After holding off on many anticipated rate cuts, the Reserve Bank has finally made the decision to lower the cash rate by 0.25 per cent to 2.75 per cent.

RBA governor Glenn Stevens, recent data on prices confirm that inflation is consistent with the target and, if anything, a little lower than expected.

“The Board has previously noted that the inflation outlook would afford scope to ease further, should that be necessary to support demand. At today's meeting the Board decided to use some of that scope,” he said.

“It judged that a further decline in the cash rate was appropriate to encourage sustainable growth in the economy, consistent with achieving the inflation target.”

Retailers believe this will help ease pressure off retailers and encourage further spending.

“With retail sales showing no sustained growth over the past few months amid weak consumer sentiment, the RBA has provided some relief to retailers,” Russell Zimmerman, Australian Retailers Association executive director, said.

“Consumers have also been granted some relief from their household budgets as they continue to grapple with covering expected increased utility costs and tax hikes.

“While rate cut decisions are no silver bullet for retail sales, the sector will at least be hopeful some of the financial pressure on shoppers eases, and this will make way for growth and employment within the $258 billion industry.”

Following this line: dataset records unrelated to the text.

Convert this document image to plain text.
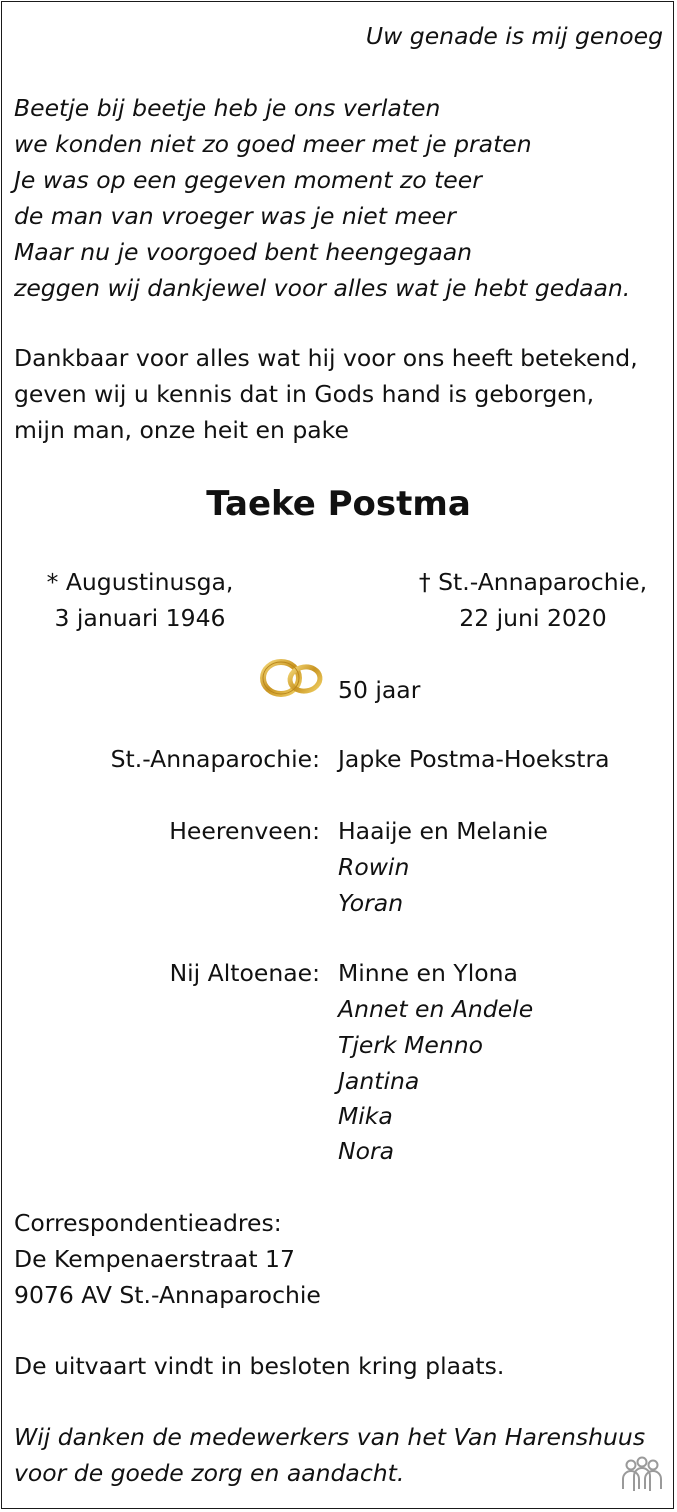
Uw genade is mij genoeg
Beetje bij beetje heb je ons verlaten
we konden niet zo goed meer met je praten
Je was op een gegeven moment zo teer
de man van vroeger was je niet meer
Maar nu je voorgoed bent heengegaan
zeggen wij dankjewel voor alles wat je hebt gedaan.
Dankbaar voor alles wat hij voor ons heeft betekend,
geven wij u kennis dat in Gods hand is geborgen,
mijn man, onze heit en pake
Taeke Postma
* Augustinusga,
3 januari 1946
† St.-Annaparochie,
22 juni 2020
50 jaar
St.-Annaparochie: Japke Postma-Hoekstra
Heerenveen: Haaije en Melanie
Rowin
Yoran
Nij Altoenae: Minne en Ylona
Annet en Andele
Tjerk Menno
Jantina
Mika
Nora
Correspondentieadres:
De Kempenaerstraat 17
9076 AV St.-Annaparochie
De uitvaart vindt in besloten kring plaats.
Wij danken de medewerkers van het Van Harenshuus
voor de goede zorg en aandacht.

The real results of the cut however rest in the hands of the banks. It has been 18 months since the major four banks all passed on a rate cut in full to consumers.

National Retailers Association chief executive officer Trevor Evans said the RBA had recognised the need for a boost to consumer confidence and spending, which would flow through to improved economic conditions and employment outcomes.

“The last time the four major banks passed on a cut to the cash rate in full was in December 2011 – 18 months ago,” he said.

“Since then, all reductions in rates have been partly withheld by at least one of the major banks, and in most cases several or all of them.  The time has come for consumers to receive a full rate cut.

“The RBA has recognised the need for a boost to economic conditions.  “Retail trade data released by the ABS this week showed conditions remain soft for store owners, particularly in discretionary spending areas.”